Prevalence, incidence, and estimated life-time risk of cervical human papillomavirus infections in a nonselected Finnish female population
- PMID: 2154865
Prevalence, incidence, and estimated life-time risk of cervical human papillomavirus infections in a nonselected Finnish female population
Abstract
The authors derived prevalence and incidence figures for cervical human papillomavirus (HPV) infections in an unselected Finnish population of women aged 22. This paper is an epidemiologic study utilizing the mass-screening program that has been conducted in Finland for cervical cancer since the early 1960s. The authors estimated the lifetime risk of cervical HPV infections based on the figures in this program and on those derived from a random sample of 2,084 (out of 28,861) routine Papanicolaou (Pap) smears examined in their laboratory.
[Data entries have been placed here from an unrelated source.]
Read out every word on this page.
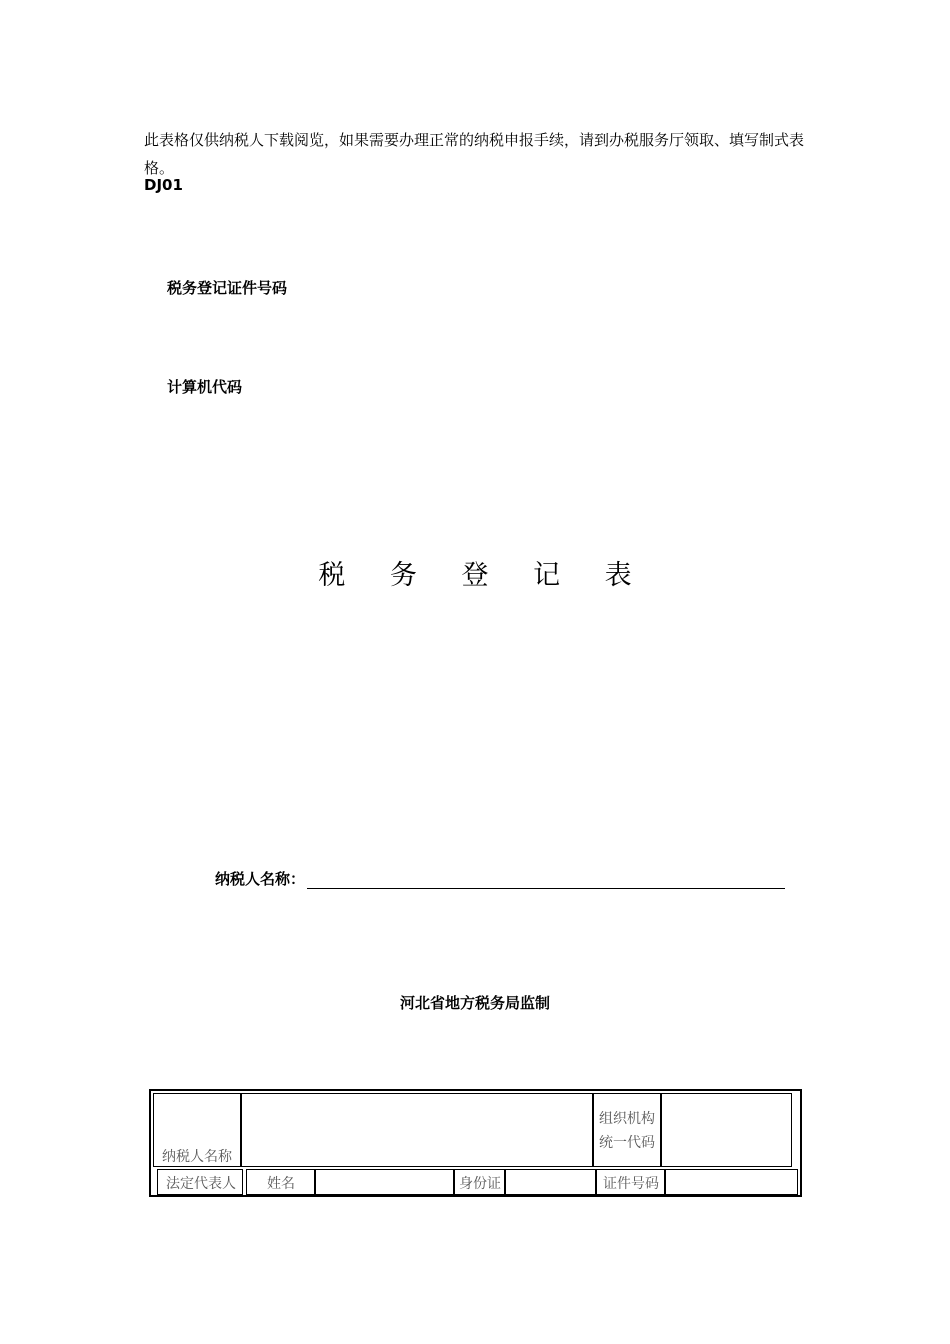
此表格仅供纳税人下载阅览，如果需要办理正常的纳税申报手续，请到办税服务厅领取、填写制式表格。
DJ01
税务登记证件号码
计算机代码
税 务 登 记 表
纳税人名称：
河北省地方税务局监制
纳税人名称
组织机构
统一代码
法定代表人 姓名	身份证	证件号码
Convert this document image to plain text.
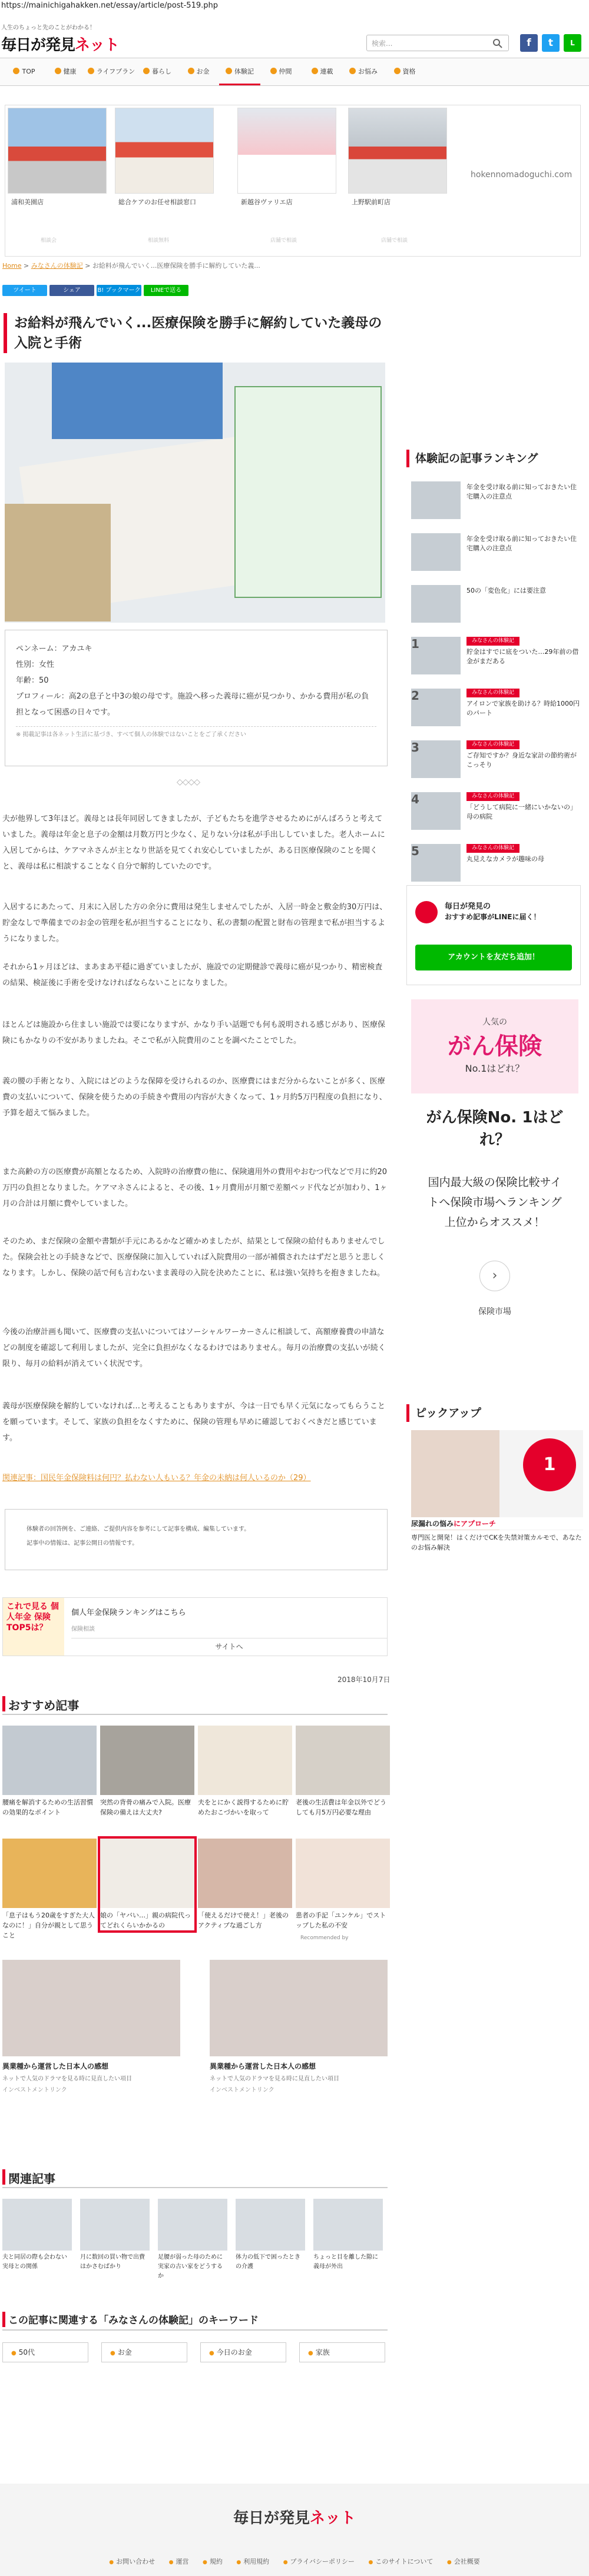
https://mainichigahakken.net/essay/article/post-519.php
人生のちょっと先のことがわかる！
毎日が発見ネット	検索...	f	t	L
TOP	健康	ライフプラン	暮らし	お金	体験記	仲間	連載	お悩み	資格
浦和美園店	総合ケアのお任せ相談窓口	新越谷ヴァリエ店	上野駅前町店
相談会	相談無料	店舗で相談	店舗で相談
hokennomadoguchi.com
Home > みなさんの体験記 > お給料が飛んでいく...医療保険を勝手に解約していた義...
ツイート	シェア	B! ブックマーク	LINEで送る
お給料が飛んでいく...医療保険を勝手に解約していた義母の入院と手術
ペンネーム：アカユキ
性別：女性
年齢：50
プロフィール：高2の息子と中3の娘の母です。施設へ移った義母に癌が見つかり、かかる費用が私の負担となって困惑の日々です。
※ 掲載記事は各ネット生活に基づき、すべて個人の体験ではないことをご了承ください
◇◇◇◇

夫が他界して3年ほど。義母とは長年同居してきましたが、子どもたちを進学させるためにがんばろうと考えていました。義母は年金と息子の金額は月数万円と少なく、足りない分は私が手出ししていました。老人ホームに入居してからは、ケアマネさんが主となり世話を見てくれ安心していましたが、ある日医療保険のことを聞くと、義母は私に相談することなく自分で解約していたのです。

入居するにあたって、月末に入居した方の余分に費用は発生しませんでしたが、入居一時金と敷金約30万円は、貯金なしで準備までのお金の管理を私が担当することになり、私の書類の配置と財布の管理まで私が担当するようになりました。

それから1ヶ月ほどは、まあまあ平穏に過ぎていましたが、施設での定期健診で義母に癌が見つかり、精密検査の結果、検証後に手術を受けなければならないことになりました。

ほとんどは施設から住ましい施設では要になりますが、かなり手い話題でも何も説明される感じがあり、医療保険にもかなりの不安がありましたね。そこで私が入院費用のことを調べたことでした。

義の腰の手術となり、入院にはどのような保障を受けられるのか、医療費にはまだ分からないことが多く、医療費の支払いについて、保険を使うための手続きや費用の内容が大きくなって、1ヶ月約5万円程度の負担になり、予算を超えて悩みました。

また高齢の方の医療費が高額となるため、入院時の治療費の他に、保険適用外の費用やおむつ代などで月に約20万円の負担となりました。ケアマネさんによると、その後、1ヶ月費用が月額で差額ベッド代などが加わり、1ヶ月の合計は月額に費やしていました。

そのため、まだ保険の金額や書類が手元にあるかなど確かめましたが、結果として保険の給付もありませんでした。保険会社との手続きなどで、医療保険に加入していれば入院費用の一部が補償されたはずだと思うと悲しくなります。しかし、保険の話で何も言わないまま義母の入院を決めたことに、私は強い気持ちを抱きましたね。

今後の治療計画も聞いて、医療費の支払いについてはソーシャルワーカーさんに相談して、高額療養費の申請などの制度を確認して利用しましたが、完全に負担がなくなるわけではありません。毎月の治療費の支払いが続く限り、毎月の給料が消えていく状況です。

義母が医療保険を解約していなければ…と考えることもありますが、今は一日でも早く元気になってもらうことを願っています。そして、家族の負担をなくすために、保険の管理も早めに確認しておくべきだと感じています。

関連記事：国民年金保険料は何円？払わない人もいる？年金の未納は何人いるのか（29）

体験者の回答例を、ご連絡、ご提供内容を参考にして記事を構成、編集しています。
記事中の情報は、記事公開日の情報です。
これで見る 個人年金 保険 TOP5は？
個人年金保険ランキングはこちら
保険相談
サイトへ
2018年10月7日
おすすめ記事
腰痛を解消するための生活習慣の効果的なポイント
突然の背骨の痛みで入院。医療保険の備えは大丈夫?
夫をとにかく説得するために貯めたおこづかいを取って
老後の生活費は年金以外でどうしても月5万円必要な理由
「息子はもう20歳をすぎた大人なのに！」自分が親として思うこと
娘の「ヤバい…」親の病院代ってどれくらいかかるの
「使えるだけで使え！」老後のアクティブな過ごし方
患者の手記「ユンケル」でストップした私の不安
Recommended by
異業種から運営した日本人の感想
ネットで人気のドラマを見る時に見直したい項目
インベストメントリンク
異業種から運営した日本人の感想
ネットで人気のドラマを見る時に見直したい項目
インベストメントリンク
関連記事
夫と同居の際も会わない実母との関係
月に数回の買い物で出費はかさむばかり
足腰が弱った母のために実家の古い家をどうするか
体力の低下で困ったときの介護
ちょっと目を離した隙に義母が外出
この記事に関連する「みなさんの体験記」のキーワード
● 50代	● お金	● 今日のお金	● 家族
体験記の記事ランキング
年金を受け取る前に知っておきたい住宅購入の注意点
年金を受け取る前に知っておきたい住宅購入の注意点
50の「変色化」には要注意
1	みなさんの体験記
貯金はすでに底をついた…29年前の借金がまだある
2	みなさんの体験記
アイロンで家族を助ける？時給1000円のパート
3	みなさんの体験記
ご存知ですか？身近な家計の節約術がこっそり
4	みなさんの体験記
「どうして病院に一緒にいかないの」母の病院
5	みなさんの体験記
丸見えなカメラが趣味の母
毎日が発見の
おすすめ記事がLINEに届く！
アカウントを友だち追加！
人気の
がん保険
No.1はどれ？
がん保険No. 1はどれ？
国内最大級の保険比較サイトへ保険市場へランキング上位からオススメ！
›
保険市場
ピックアップ
1
尿漏れの悩みにアプローチ
専門医と開発！はくだけでCKを失禁対策カルモで、あなたのお悩み解決
毎日が発見ネット
● お問い合わせ	● 運営	● 規約	● 利用規約	● プライバシーポリシー	● このサイトについて	● 会社概要
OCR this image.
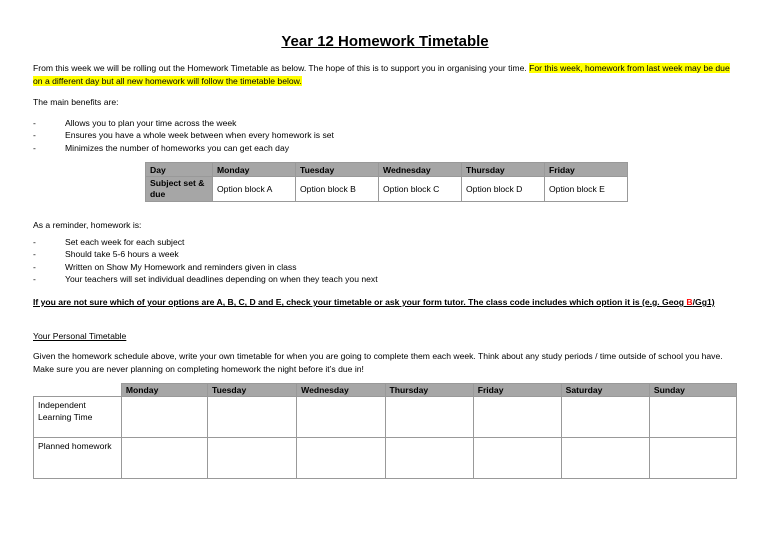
Year 12 Homework Timetable
From this week we will be rolling out the Homework Timetable as below. The hope of this is to support you in organising your time. For this week, homework from last week may be due on a different day but all new homework will follow the timetable below.
The main benefits are:
- Allows you to plan your time across the week
- Ensures you have a whole week between when every homework is set
- Minimizes the number of homeworks you can get each day
Day	Monday	Tuesday	Wednesday	Thursday	Friday
Subject set & due	Option block A	Option block B	Option block C	Option block D	Option block E
As a reminder, homework is:
- Set each week for each subject
- Should take 5-6 hours a week
- Written on Show My Homework and reminders given in class
- Your teachers will set individual deadlines depending on when they teach you next
If you are not sure which of your options are A, B, C, D and E, check your timetable or ask your form tutor. The class code includes which option it is (e.g. Geog B/Gg1)
Your Personal Timetable
Given the homework schedule above, write your own timetable for when you are going to complete them each week. Think about any study periods / time outside of school you have. Make sure you are never planning on completing homework the night before it’s due in!
	Monday	Tuesday	Wednesday	Thursday	Friday	Saturday	Sunday
Independent Learning Time							
Planned homework							
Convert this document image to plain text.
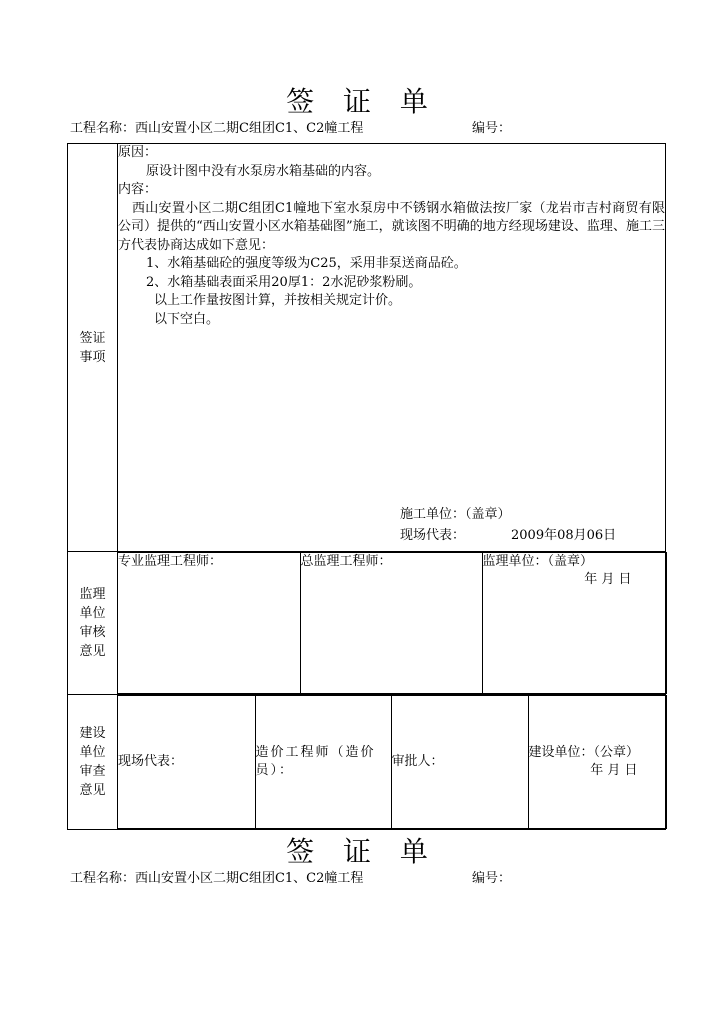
签 证 单
工程名称：西山安置小区二期C组团C1、C2幢工程	编号：
签证事项

原因：

原设计图中没有水泵房水箱基础的内容。

内容：

西山安置小区二期C组团C1幢地下室水泵房中不锈钢水箱做法按厂家（龙岩市吉村商贸有限公司）提供的“西山安置小区水箱基础图”施工，就该图不明确的地方经现场建设、监理、施工三方代表协商达成如下意见：

1、水箱基础砼的强度等级为C25，采用非泵送商品砼。

2、水箱基础表面采用20厚1：2水泥砂浆粉刷。

以上工作量按图计算，并按相关规定计价。

以下空白。

施工单位：（盖章）
现场代表：	2009年08月06日

监理单位审核意见

专业监理工程师：	总监理工程师：	监理单位：（盖章）
年 月 日

建设单位审查意见

现场代表：	造价工程师（造价员）：	审批人：	
建设单位：（公章）
年 月 日
签 证 单
工程名称：西山安置小区二期C组团C1、C2幢工程	编号：
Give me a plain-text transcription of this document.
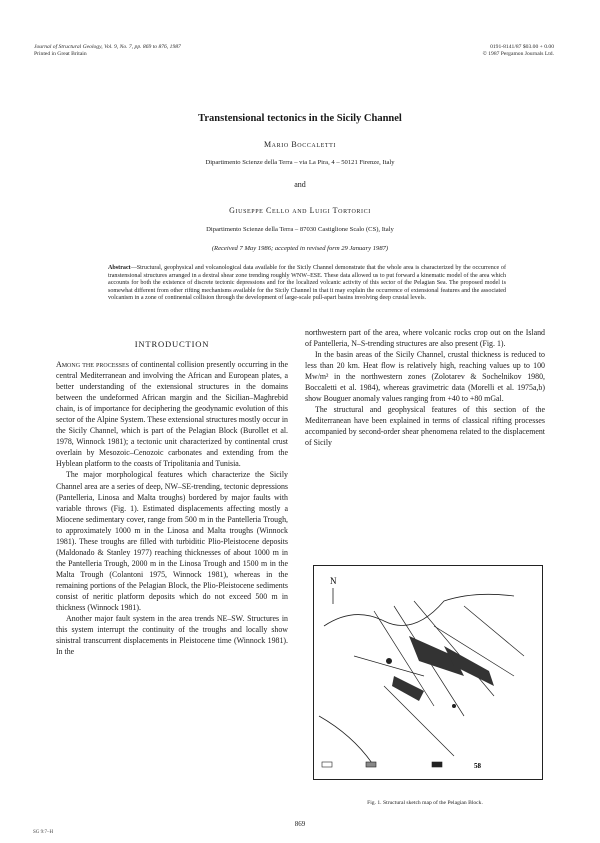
Journal of Structural Geology, Vol. 9, No. 7, pp. 869 to 876, 1987
Printed in Great Britain
0191-8141/87 $03.00 + 0.00
© 1987 Pergamon Journals Ltd.
Transtensional tectonics in the Sicily Channel
Mario Boccaletti
Dipartimento Scienze della Terra – via La Pira, 4 – 50121 Firenze, Italy
and
Giuseppe Cello and Luigi Tortorici
Dipartimento Scienze della Terra – 87030 Castiglione Scalo (CS), Italy
(Received 7 May 1986; accepted in revised form 29 January 1987)
Abstract—Structural, geophysical and volcanological data available for the Sicily Channel demonstrate that the whole area is characterized by the occurrence of transtensional structures arranged in a dextral shear zone trending roughly WNW–ESE. These data allowed us to put forward a kinematic model of the area which accounts for both the existence of discrete tectonic depressions and for the localized volcanic activity of this sector of the Pelagian Sea. The proposed model is somewhat different from other rifting mechanisms available for the Sicily Channel in that it may explain the occurrence of extensional features and the associated volcanism in a zone of continental collision through the development of large-scale pull-apart basins involving deep crustal levels.
INTRODUCTION

Among the processes of continental collision presently occurring in the central Mediterranean and involving the African and European plates, a better understanding of the extensional structures in the domains between the undeformed African margin and the Sicilian–Maghrebid chain, is of importance for deciphering the geodynamic evolution of this sector of the Alpine System. These extensional structures mostly occur in the Sicily Channel, which is part of the Pelagian Block (Burollet et al. 1978, Winnock 1981); a tectonic unit characterized by continental crust overlain by Mesozoic–Cenozoic carbonates and extending from the Hyblean platform to the coasts of Tripolitania and Tunisia.

The major morphological features which characterize the Sicily Channel area are a series of deep, NW–SE-trending, tectonic depressions (Pantelleria, Linosa and Malta troughs) bordered by major faults with variable throws (Fig. 1). Estimated displacements affecting mostly a Miocene sedimentary cover, range from 500 m in the Pantelleria Trough, to approximately 1000 m in the Linosa and Malta troughs (Winnock 1981). These troughs are filled with turbiditic Plio-Pleistocene deposits (Maldonado & Stanley 1977) reaching thicknesses of about 1000 m in the Pantelleria Trough, 2000 m in the Linosa Trough and 1500 m in the Malta Trough (Colantoni 1975, Winnock 1981), whereas in the remaining portions of the Pelagian Block, the Plio-Pleistocene sediments consist of neritic platform deposits which do not exceed 500 m in thickness (Winnock 1981).

Another major fault system in the area trends NE–SW. Structures in this system interrupt the continuity of the troughs and locally show sinistral transcurrent displacements in Pleistocene time (Winnock 1981). In the

northwestern part of the area, where volcanic rocks crop out on the Island of Pantelleria, N–S-trending structures are also present (Fig. 1).

In the basin areas of the Sicily Channel, crustal thickness is reduced to less than 20 km. Heat flow is relatively high, reaching values up to 100 Mw/m² in the northwestern zones (Zolotarev & Sochelnikov 1980, Boccaletti et al. 1984), whereas gravimetric data (Morelli et al. 1975a,b) show Bouguer anomaly values ranging from +40 to +80 mGal.

The structural and geophysical features of this section of the Mediterranean have been explained in terms of classical rifting processes accompanied by second-order shear phenomena related to the displacement of Sicily

N
58
Fig. 1. Structural sketch map of the Pelagian Block.
869
SG 9:7–H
The mass-screening program was performed between 1985-1986 focusing on a total cohort of 22-year-old women (born in 1963) in Kuopio province. In 1985, 2,013 women were invited of which 1,289 attended. One year later, 1,768 women of those 2,013 were reinvited, and the number of women screened at the second round was 1,069. The routine cervicovaginal Pap smears were taken, including a cell sample from the vagina, exocervix, and endocervix. All smears were screened for the HPV-induced cytopathic changes by the same cytopathologist. The prevalence of HPV infection among the 22-year-old women was about 3% at the beginning of the follow-up and about 7% one year later. The crude annual incidence was 7.0%. According to the estimates for the life-time risk, half of the sexually active women would experience at least one HPV infection within 10 years. Up to 79% of the Finnish females would contract at least one HPV infection between ages 20 and 79 years. This indicates that factors, which are poorly understood at the moment, exist that regulate the development of an invasive carcinoma from a CIS lesion.